COVID-19 lays inequalities bare
WHO regional director for Europe Hans Kluge, speaking this past week, has said that the pandemic has exposed inequalities. “In Europe the people who were the richest, who could go to the ski resorts, sometimes brought COVID back to the poorer sections of the population who could not afford health care,” he said during an event on preparing for a second wave, organized by B20 Saudi Arabia.

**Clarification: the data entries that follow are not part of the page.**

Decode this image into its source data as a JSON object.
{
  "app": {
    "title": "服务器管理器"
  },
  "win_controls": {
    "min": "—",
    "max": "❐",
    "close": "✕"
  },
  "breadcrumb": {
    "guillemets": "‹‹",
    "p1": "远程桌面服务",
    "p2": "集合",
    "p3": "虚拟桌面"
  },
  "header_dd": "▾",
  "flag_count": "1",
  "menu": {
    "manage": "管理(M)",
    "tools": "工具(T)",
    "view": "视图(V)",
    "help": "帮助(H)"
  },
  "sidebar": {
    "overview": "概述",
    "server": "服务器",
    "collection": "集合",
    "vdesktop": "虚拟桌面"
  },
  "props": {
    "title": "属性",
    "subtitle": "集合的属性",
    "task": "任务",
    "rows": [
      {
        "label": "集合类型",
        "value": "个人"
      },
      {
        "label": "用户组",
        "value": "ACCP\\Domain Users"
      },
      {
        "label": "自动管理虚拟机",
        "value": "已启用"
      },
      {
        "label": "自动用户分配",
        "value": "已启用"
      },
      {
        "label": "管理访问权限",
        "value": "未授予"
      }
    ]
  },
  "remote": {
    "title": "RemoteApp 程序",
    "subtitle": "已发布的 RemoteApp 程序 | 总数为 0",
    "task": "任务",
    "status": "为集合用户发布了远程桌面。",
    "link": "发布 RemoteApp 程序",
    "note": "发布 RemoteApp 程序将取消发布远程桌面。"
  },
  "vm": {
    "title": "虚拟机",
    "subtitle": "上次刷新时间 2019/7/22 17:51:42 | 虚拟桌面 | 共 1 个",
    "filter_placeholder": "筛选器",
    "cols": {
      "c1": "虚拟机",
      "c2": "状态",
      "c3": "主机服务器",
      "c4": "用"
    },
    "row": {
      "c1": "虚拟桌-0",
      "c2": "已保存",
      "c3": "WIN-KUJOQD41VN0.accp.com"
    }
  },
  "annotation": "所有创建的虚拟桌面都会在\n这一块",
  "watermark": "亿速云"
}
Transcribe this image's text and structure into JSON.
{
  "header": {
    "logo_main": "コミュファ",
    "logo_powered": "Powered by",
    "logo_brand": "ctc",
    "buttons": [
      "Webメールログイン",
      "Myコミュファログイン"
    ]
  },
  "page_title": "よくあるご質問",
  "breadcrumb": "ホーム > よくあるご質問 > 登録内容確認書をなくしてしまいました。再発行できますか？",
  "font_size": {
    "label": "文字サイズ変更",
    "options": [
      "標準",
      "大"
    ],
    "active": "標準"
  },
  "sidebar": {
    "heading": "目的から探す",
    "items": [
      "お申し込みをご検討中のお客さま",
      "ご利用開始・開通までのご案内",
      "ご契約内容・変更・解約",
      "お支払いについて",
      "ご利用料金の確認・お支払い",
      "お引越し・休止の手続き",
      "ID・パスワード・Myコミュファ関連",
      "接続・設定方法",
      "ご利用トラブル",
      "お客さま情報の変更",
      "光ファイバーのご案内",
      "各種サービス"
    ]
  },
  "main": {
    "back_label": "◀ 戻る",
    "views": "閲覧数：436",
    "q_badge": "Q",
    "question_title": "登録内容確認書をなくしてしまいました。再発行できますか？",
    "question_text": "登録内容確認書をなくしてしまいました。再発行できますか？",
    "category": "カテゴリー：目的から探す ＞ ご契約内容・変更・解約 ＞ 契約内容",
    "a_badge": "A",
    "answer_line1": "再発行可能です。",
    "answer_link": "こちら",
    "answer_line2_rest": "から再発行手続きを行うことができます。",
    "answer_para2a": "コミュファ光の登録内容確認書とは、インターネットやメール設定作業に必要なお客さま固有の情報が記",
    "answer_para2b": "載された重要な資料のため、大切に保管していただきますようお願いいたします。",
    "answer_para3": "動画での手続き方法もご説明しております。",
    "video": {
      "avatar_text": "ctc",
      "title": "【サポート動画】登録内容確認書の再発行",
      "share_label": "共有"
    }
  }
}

UK scientist offers bleak coronavirus assessment
“It’s clear that the outcome has not been good in the UK,” Patrick Vallance, the UK government’s chief scientific adviser, told MPs. Speaking before the House of Commons Science and Technology Committee, he said one of the lessons to be learnt from the pandemic was that data flows and data systems were “incredibly important”. At the beginning of the pandemic, he noted, the Scientific Advisory Group for Emergencies (SAGE) would have liked data that was difficult to get — for example, data on care homes. “Improvement in data flows is a key part of management of this and indeed other emergencies as we go forward,” he said.
Commission strengthens preparedness for future outbreaks
The Commission has presented immediate short-term measures to strengthen EU health preparedness for COVID-19 outbreaks. The Commission has from the outset coordinated the exchange of information and recommendations with regard to cross border health actions and measures. A continued vigilance and fast response from the Commission and the member states has been deemed essential to ensure that the spread of the virus can be contained and so that new, generalized lockdowns can be avoided.

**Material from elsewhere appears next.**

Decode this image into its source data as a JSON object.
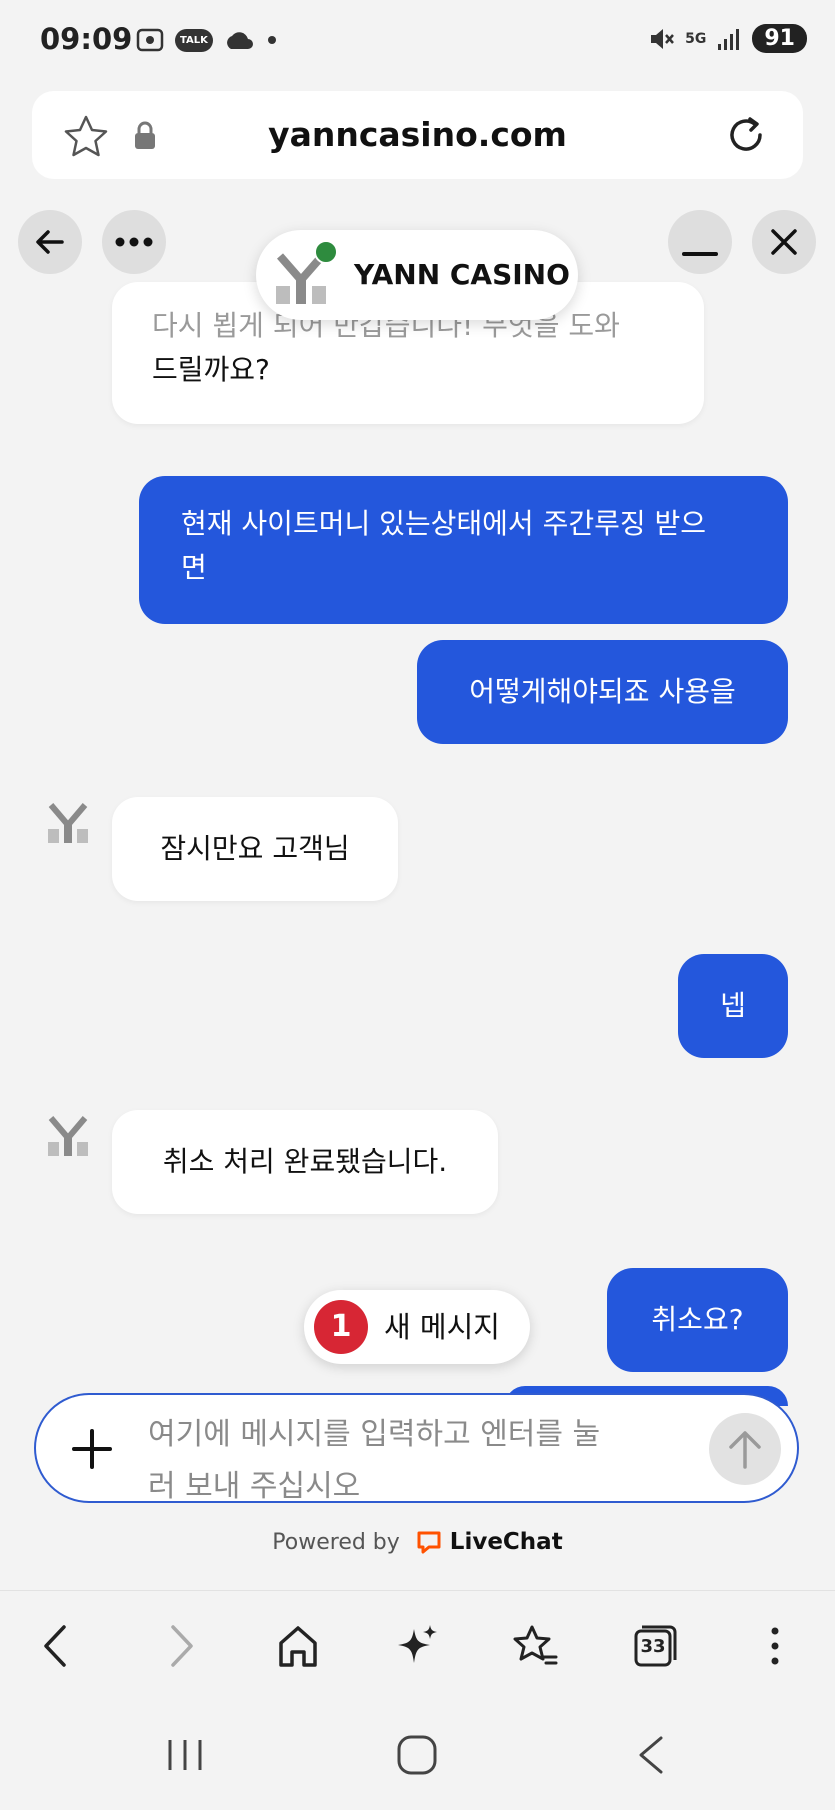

The Commission is focusing on all necessary actions needed to enhance preparedness, including testing and contact tracing, improved public health surveillance and widened access to medical countermeasures such as personal protective equipment, medicines and medical devices. Actions also include measures on health-care surge capacity, non-pharmaceutical countermeasures, support to minorities and vulnerable persons, and activities to reduce the burden of seasonal influenza.
Worldwide pressure from pandemic
The COVID-19 pandemic has put unparalleled pressure across the EU and indeed around the world. Many countries had to face widespread transmission of the virus in the community. The EU and its member states have introduced measures to mitigate social and economic impacts, such as maintaining the functioning of the internal market, supporting the transport and tourism sectors, protecting employment and supporting medical care services for vulnerable groups. The Commission has also issued recommendations on travel and border measures necessary to protect the health of our citizens while also preserving the internal market. Member states are increasingly co-ordinating their response, which is absolutely vital in ensuring that the epidemiological situation remains low across the EU. The public health measures taken by the countries helped to decrease the numbers of new infections to a level that was manageable by health systems. This in turn allowed the progressive lifting of the various restrictions imposed and the reopening of most activities, guided by the European road map to lifting of coronavirus measures.
Some good news amidst the coronavirus anxiety and woe – Captain Tom Moore, the UK centenarian who went viral for his zimmer-frame aided fundraising efforts for the NHS, and who raised more than £30 million, is to receive a knighthood today (17 July).
“I am certainly delighted and overawed by the fact this has happened to me,” he said, according to the BBC. “I thought this can’t be true, I’ve always said this won’t happen and it appears it actually has. I certainly never anticipated that this letter would arrive for me.”
The Queen, who is coming out of lockdown for the first time for a face-to-face meeting with Tom, will conduct the ceremony at Windsor Castle.
And that is all for this week – enjoy your weekend, stay safe, see you soon.